Anthropometrics and body composition
Anthropometric measurements as observed at baseline, 6 months, and 12 months for cases and controls can be viewed in Table I. No statistically significant differences between cases and controls were observed for each of the time points, though it is worth noting that, children with cancer tended to have lower BMI scores at baseline (cases BMI = 19.1 vs. control BMI = 21.4). There was a significant difference between cases and controls with respect to the change in BMI from baseline to 12 months (p = 0.01). The mean BMI score for cases increased by 2.31, and for controls, it only increased by 0.11. A graphic depiction of the change in BMI z scores for cases and controls can be seen in Figure 1.
TABLE I. Anthropometrics at baseline, 6 months, and 12 months.

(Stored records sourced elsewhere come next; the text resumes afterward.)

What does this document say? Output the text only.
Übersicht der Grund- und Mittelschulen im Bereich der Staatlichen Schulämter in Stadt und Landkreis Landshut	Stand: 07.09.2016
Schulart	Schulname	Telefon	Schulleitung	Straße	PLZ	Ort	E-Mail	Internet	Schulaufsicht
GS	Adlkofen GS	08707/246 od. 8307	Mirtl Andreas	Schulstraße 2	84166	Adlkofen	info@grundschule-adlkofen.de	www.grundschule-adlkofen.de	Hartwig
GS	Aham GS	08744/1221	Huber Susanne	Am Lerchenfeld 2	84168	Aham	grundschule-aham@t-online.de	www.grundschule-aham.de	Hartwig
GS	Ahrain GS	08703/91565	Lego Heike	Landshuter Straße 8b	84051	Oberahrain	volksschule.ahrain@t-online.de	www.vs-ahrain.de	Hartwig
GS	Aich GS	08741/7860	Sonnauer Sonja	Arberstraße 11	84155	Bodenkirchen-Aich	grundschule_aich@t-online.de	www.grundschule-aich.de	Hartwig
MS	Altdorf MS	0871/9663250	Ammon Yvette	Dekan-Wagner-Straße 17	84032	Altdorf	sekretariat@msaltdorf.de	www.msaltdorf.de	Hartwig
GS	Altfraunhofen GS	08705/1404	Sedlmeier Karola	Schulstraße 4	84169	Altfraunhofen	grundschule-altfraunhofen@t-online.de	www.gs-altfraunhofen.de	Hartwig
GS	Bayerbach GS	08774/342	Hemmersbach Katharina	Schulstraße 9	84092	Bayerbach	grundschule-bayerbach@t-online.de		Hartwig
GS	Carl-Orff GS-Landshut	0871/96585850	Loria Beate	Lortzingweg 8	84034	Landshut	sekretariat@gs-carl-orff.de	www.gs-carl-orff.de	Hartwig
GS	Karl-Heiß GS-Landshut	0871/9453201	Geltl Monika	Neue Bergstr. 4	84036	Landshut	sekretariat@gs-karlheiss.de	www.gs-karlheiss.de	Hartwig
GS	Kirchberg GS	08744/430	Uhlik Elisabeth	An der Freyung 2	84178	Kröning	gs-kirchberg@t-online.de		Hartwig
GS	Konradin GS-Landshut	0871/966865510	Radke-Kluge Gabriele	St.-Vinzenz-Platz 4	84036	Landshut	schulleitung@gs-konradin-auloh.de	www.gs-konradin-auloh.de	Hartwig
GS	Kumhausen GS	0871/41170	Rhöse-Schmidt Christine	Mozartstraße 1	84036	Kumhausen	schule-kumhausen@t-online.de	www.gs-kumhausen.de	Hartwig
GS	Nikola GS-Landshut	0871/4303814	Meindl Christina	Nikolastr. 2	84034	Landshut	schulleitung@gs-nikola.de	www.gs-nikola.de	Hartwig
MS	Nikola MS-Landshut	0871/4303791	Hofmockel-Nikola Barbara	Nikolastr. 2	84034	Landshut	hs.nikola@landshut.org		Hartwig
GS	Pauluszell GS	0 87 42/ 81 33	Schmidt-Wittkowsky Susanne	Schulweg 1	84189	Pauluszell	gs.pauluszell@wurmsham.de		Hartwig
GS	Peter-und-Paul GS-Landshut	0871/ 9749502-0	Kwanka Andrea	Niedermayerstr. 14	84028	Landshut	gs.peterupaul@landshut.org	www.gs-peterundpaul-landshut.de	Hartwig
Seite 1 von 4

| Variable | Baseline (n= 15) |
6 months (n = 15) |
12 Months (n= 15) |
Mean Δ |
|||||
|---|---|---|---|---|---|---|---|---|---|
| Mean | SD | Mean | SD | Mean | SD | Base- 12M |
SD | p-value | |
| BMI z score | |||||||||
| Case | 0.56 | (0.68) | 0.63 | (1.06) | 0.97 | (0.73) | 0.41 | (0.61) | |
| Control | 0.92 | (0.88) | 0.88 | (0.90) | 0.80 | (0.85) | −0.12 | (0.29) | 0.01 |
| BMI | |||||||||
| Case | 19.13 | (2.60) † | 20.25 | (4.58) | 21.44 | (4.33) | 2.31 | (2.68) | |
| Control | 21.06 | (3.84) † | 21.36 | (4.29) | 21.17 | (3.87) | 0.11 | (1.12) | 0.01 |
| Weight z score | |||||||||
| Case | 0.57 | (0.82) | 0.58 | (1.24) | 0.84 | (1.01) | 0.26 | (0.59) | |
| Control | 0.80 | (1.10) | 0.73 | (1.13) | 0.67 | (1.07) | −0.12 | (0.20) | 0.04 |
| Height z score | |||||||||
| Case | 0.41 | (1.24) | 0.18 | (1.25) | 0.13 | (1.13) | −0.28 | (0.37) | |
| Control | 0.24 | (1.08) | 0.16 | (1.04) | 0.16 | (1.06) | −0.08 | (0.24) | 0.12 |
Baseline BMI approached significance (p = 0.055)
Fig. 1.
Changes in BMI z Score
Some significant differences in body composition were found between cases and controls (Table II). Cases had significantly higher percent fat body mass than controls at both baseline (30.3% vs. 24.9%, respectively) and 12 months (31.1% vs. 24.2%, respectively) and significantly less percent lean body mass than controls (6.3 kg less at baseline and 5.2 kg less) at 12 months. Figure 2 illustrates the changes seen in kg lean mass, fat mass and trunk fat mass for both cases and controls. Between baseline and 12 months, cases had sharper increases in both fat mass (1.4 kg more) and trunk fat mass (1.2 kg more) than controls. Cases also gained 0.6 kg more lean mass than controls during this time period. These increases were not statistically significant, however they are representative of a possible trend.
TABLE II. Body composition from baseline to 12 months.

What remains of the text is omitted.